Geometric and Topological ML for Next-generation Drugs and Food
The aim of this project is to develop a novel mathematical framework for geometric and graph machine learning, and apply these new methods to some of the most challenging problems in the domains of drug and food design. This approach will overcome the limitations of existing machine learning (ML) methods and enable a quantitative and qualitative leap that will lead to new capabilities.

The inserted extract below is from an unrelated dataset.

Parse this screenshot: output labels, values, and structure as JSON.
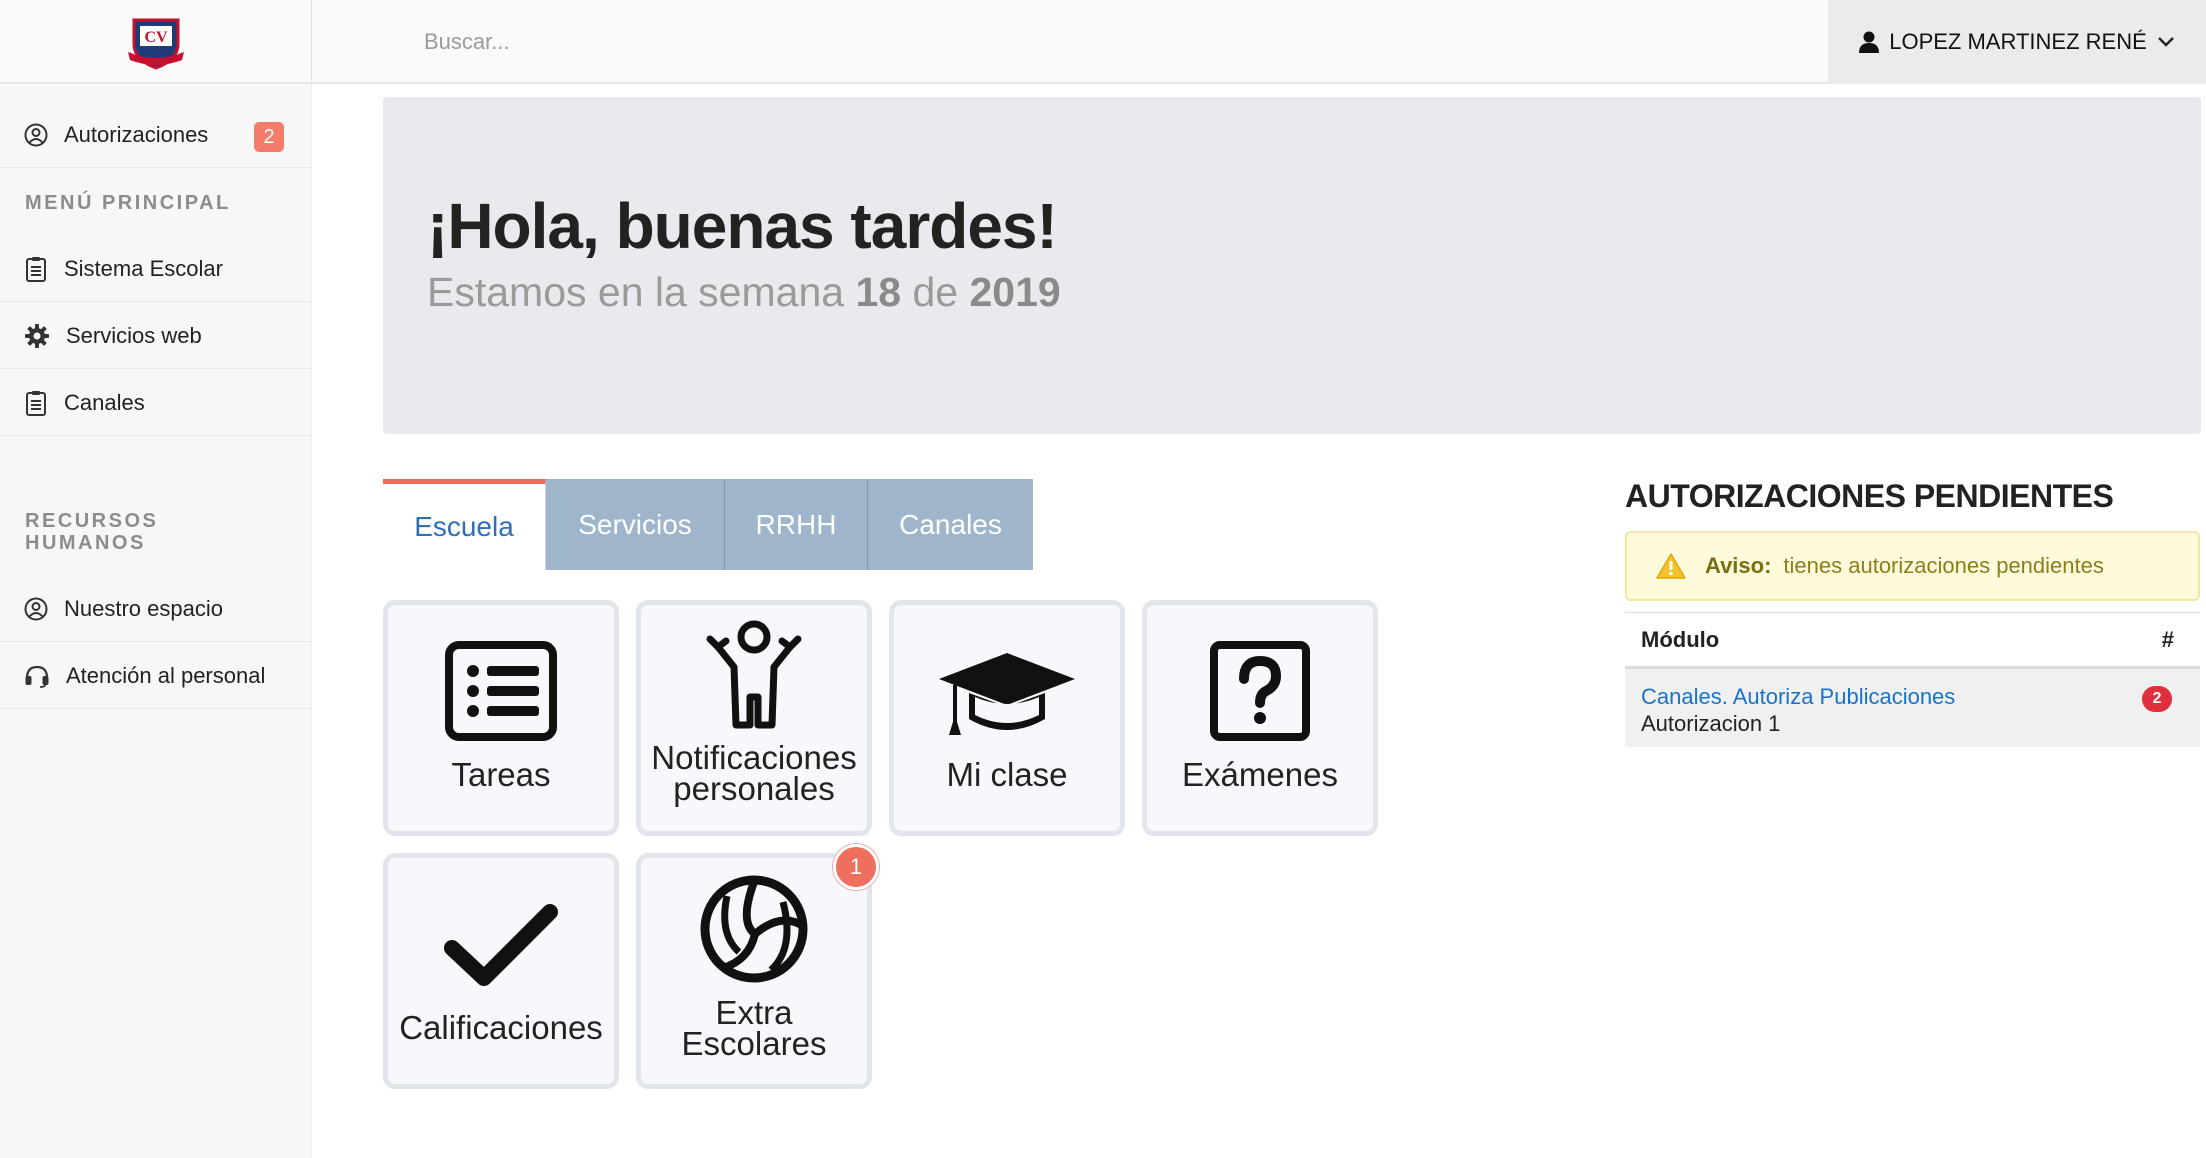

Over the past decade, AI and ML methods have had a revolutionary impact in several fields, adding billions in business value, creating new markets, and transforming entire industrial segments. At the same time, in other fields such as medicine and drug design, the hopes for a similar fast impact of AI have not yet materialised. One of the key challenges for AI in the next decade is delivering on these unfulfilled promises and addressing notoriously hard problems in the biomedical and physical sciences, where an AI-driven breakthrough can have a dramatic economic and societal impact. Achieving this goal requires developing a new generation of AI methods that meaningfully exploit domain-specific knowledge, have performance guarantees, are interpretable, and address the needs and concerns of domain experts and the broader society.

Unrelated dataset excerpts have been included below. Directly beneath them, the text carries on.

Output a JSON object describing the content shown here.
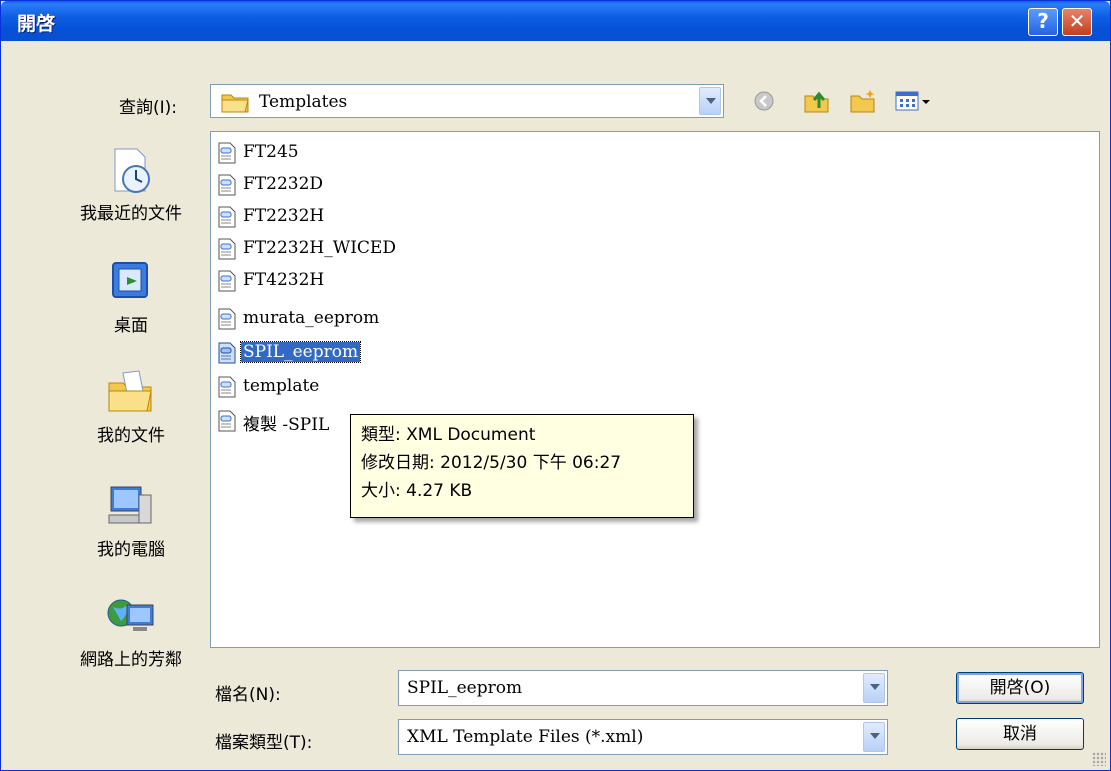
{
  "window": {
    "title": "開啓",
    "help_label": "?",
    "close_label": "✕"
  },
  "lookin": {
    "label": "查詢(I):",
    "value": "Templates"
  },
  "toolbar": {
    "icons": [
      "back-icon",
      "up-folder-icon",
      "new-folder-icon",
      "view-menu-icon"
    ]
  },
  "places": [
    {
      "label": "我最近的文件",
      "icon": "recent-documents-icon"
    },
    {
      "label": "桌面",
      "icon": "desktop-icon"
    },
    {
      "label": "我的文件",
      "icon": "my-documents-icon"
    },
    {
      "label": "我的電腦",
      "icon": "my-computer-icon"
    },
    {
      "label": "網路上的芳鄰",
      "icon": "network-places-icon"
    }
  ],
  "files": [
    {
      "name": "FT245"
    },
    {
      "name": "FT2232D"
    },
    {
      "name": "FT2232H"
    },
    {
      "name": "FT2232H_WICED"
    },
    {
      "name": "FT4232H"
    },
    {
      "name": "murata_eeprom"
    },
    {
      "name": "SPIL_eeprom",
      "selected": true
    },
    {
      "name": "template"
    },
    {
      "name": "複製 -SPIL"
    }
  ],
  "tooltip": {
    "type_line": "類型: XML Document",
    "modified_line": "修改日期: 2012/5/30 下午 06:27",
    "size_line": "大小: 4.27 KB"
  },
  "filename": {
    "label": "檔名(N):",
    "value": "SPIL_eeprom"
  },
  "filetype": {
    "label": "檔案類型(T):",
    "value": "XML Template Files (*.xml)"
  },
  "buttons": {
    "open_label": "開啓(O)",
    "cancel_label": "取消"
  },
  "colors": {
    "title_blue": "#0a5fe8",
    "selection_blue": "#316ac5",
    "tooltip_bg": "#ffffe1"
  }
}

The past few years have seen the emergence of "Geometric ML" approaches leveraging broad mathematical principles of symmetry and invariance. Geometric ML allows deriving from first principles the majority of modern ML architectures and also provides a general blueprint to incorporate domain-specific inductive biases in a mathematically principled way, paving the way for future ML systems. Instances of Geometric ML such as Graph Neural Networks (GNNs) and equivariant neural networks have brought a series of breakthroughs in applications ranging from particle physics and fake news detection to pure mathematical proofs and molecule design. The triumph of Geometric ML in biological sciences is perhaps best exemplified by the ground-breaking DeepMind AlphaFold 2 model for protein structure prediction based on geometric equivariant attention. In these and other problems, Geometric ML allows to reason at the right level of abstraction, leading to computationally tractable and at the same time physically correct models.

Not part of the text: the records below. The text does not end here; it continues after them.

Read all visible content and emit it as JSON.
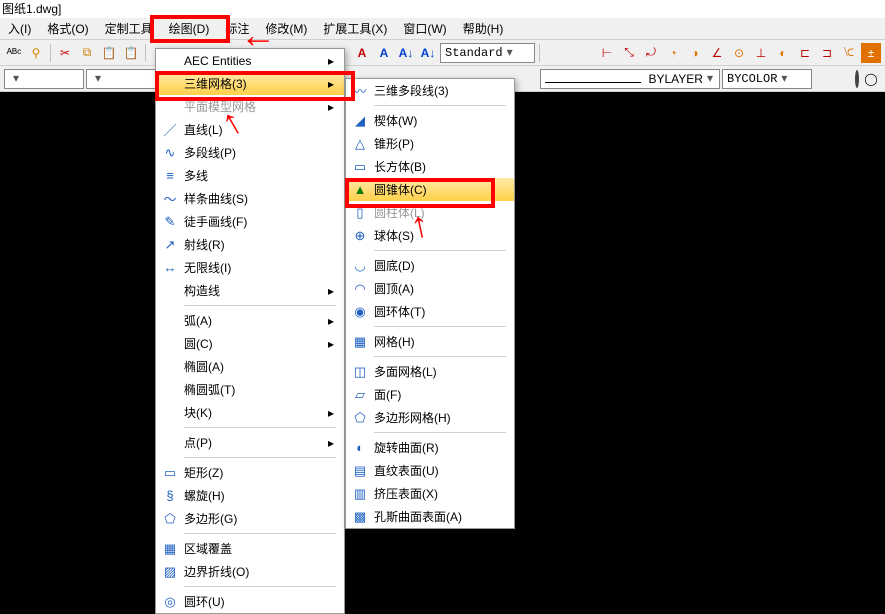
{
  "title": "图纸1.dwg]",
  "menubar": {
    "items": [
      "入(I)",
      "格式(O)",
      "定制工具",
      "绘图(D)",
      "标注",
      "修改(M)",
      "扩展工具(X)",
      "窗口(W)",
      "帮助(H)"
    ]
  },
  "toolbar_right_dropdown": "Standard",
  "layer_name": "BYLAYER",
  "color_name": "BYCOLOR",
  "drawmenu": {
    "items": [
      {
        "label": "AEC Entities",
        "arrow": true
      },
      {
        "label": "三维网格(3)",
        "arrow": true,
        "hover": true
      },
      {
        "label": "平面模型网格",
        "arrow": true,
        "mute": true
      },
      {
        "label": "直线(L)",
        "icon": "／"
      },
      {
        "label": "多段线(P)",
        "icon": "∿"
      },
      {
        "label": "多线",
        "icon": "≡"
      },
      {
        "label": "样条曲线(S)",
        "icon": "～"
      },
      {
        "label": "徒手画线(F)",
        "icon": "✎"
      },
      {
        "label": "射线(R)",
        "icon": "↗"
      },
      {
        "label": "无限线(I)",
        "icon": "↔"
      },
      {
        "label": "构造线",
        "arrow": true
      },
      {
        "sep": true
      },
      {
        "label": "弧(A)",
        "arrow": true
      },
      {
        "label": "圆(C)",
        "arrow": true
      },
      {
        "label": "椭圆(A)"
      },
      {
        "label": "椭圆弧(T)"
      },
      {
        "label": "块(K)",
        "arrow": true
      },
      {
        "sep": true
      },
      {
        "label": "点(P)",
        "arrow": true
      },
      {
        "sep": true
      },
      {
        "label": "矩形(Z)",
        "icon": "▭"
      },
      {
        "label": "螺旋(H)",
        "icon": "§"
      },
      {
        "label": "多边形(G)",
        "icon": "⬠"
      },
      {
        "sep": true
      },
      {
        "label": "区域覆盖",
        "icon": "▦"
      },
      {
        "label": "边界折线(O)",
        "icon": "▨"
      },
      {
        "sep": true
      },
      {
        "label": "圆环(U)",
        "icon": "◎"
      }
    ]
  },
  "submenu": {
    "items": [
      {
        "label": "三维多段线(3)",
        "icon": "〰"
      },
      {
        "sep": true
      },
      {
        "label": "楔体(W)",
        "icon": "◢"
      },
      {
        "label": "锥形(P)",
        "icon": "△"
      },
      {
        "label": "长方体(B)",
        "icon": "▭"
      },
      {
        "label": "圆锥体(C)",
        "icon": "▲",
        "hover": true
      },
      {
        "label": "圆柱体(L)",
        "icon": "▯",
        "mute": true
      },
      {
        "label": "球体(S)",
        "icon": "⊕"
      },
      {
        "sep": true
      },
      {
        "label": "圆底(D)",
        "icon": "◡"
      },
      {
        "label": "圆顶(A)",
        "icon": "◠"
      },
      {
        "label": "圆环体(T)",
        "icon": "◉"
      },
      {
        "sep": true
      },
      {
        "label": "网格(H)",
        "icon": "▦"
      },
      {
        "sep": true
      },
      {
        "label": "多面网格(L)",
        "icon": "◫"
      },
      {
        "label": "面(F)",
        "icon": "▱"
      },
      {
        "label": "多边形网格(H)",
        "icon": "⬠"
      },
      {
        "sep": true
      },
      {
        "label": "旋转曲面(R)",
        "icon": "◐"
      },
      {
        "label": "直纹表面(U)",
        "icon": "▤"
      },
      {
        "label": "挤压表面(X)",
        "icon": "▥"
      },
      {
        "label": "孔斯曲面表面(A)",
        "icon": "▩"
      }
    ]
  }
}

The vast majority of today's GNNs rely on the message passing paradigm, where graph representation is formed by an exchange of information between graph nodes connected by edges. This "node-and-edge"-centric mindset constitutes a major limitation of current Geometric and Graph ML schemes. From a theoretical viewpoint, message passing is equivalent to iterative graph isomorphism testing (Weisfeiler-Lehman algorithm). As a result, message passing GNNs have limited expressive power and poorly understood generalisation properties and are disadvantageous in chemical and biological applications. Furthermore, the use of the input graph as a computational device for message passing often leads to bottleneck and over-squashing phenomena and is poorly compatible with existing hardware.
This project aims to use tools from differential geometry, algebraic topology, and differential equations to derive a new methodology for deep learning on graphs. The goal is to replace the computational fabric of GNNs with richer and more suitable structures that will allow us to overcome the current limitations of GNNs. These techniques, so far insufficiently explored in the field of ML, will lead to a new generation of geometric and graph machine learning models that are better interpretable, have guarantees of expressive power and performance, are more efficient in the required amount of data and compute, and better exploit existing hardware.
Deep learning models based on these mathematical foundations will be developed into efficient and scalable software implementation and, in collaboration with industrial partners, applied to some of today's most important and challenging problems from the domains of drug and food design. In the long perspective, the new methods are expected to contribute to accelerated drug development, mapping the "dark matter" of food-based bioactive molecules to help cure cancer, and create non-meat alternative foods to reduce the impact of traditional food industries on the global climate.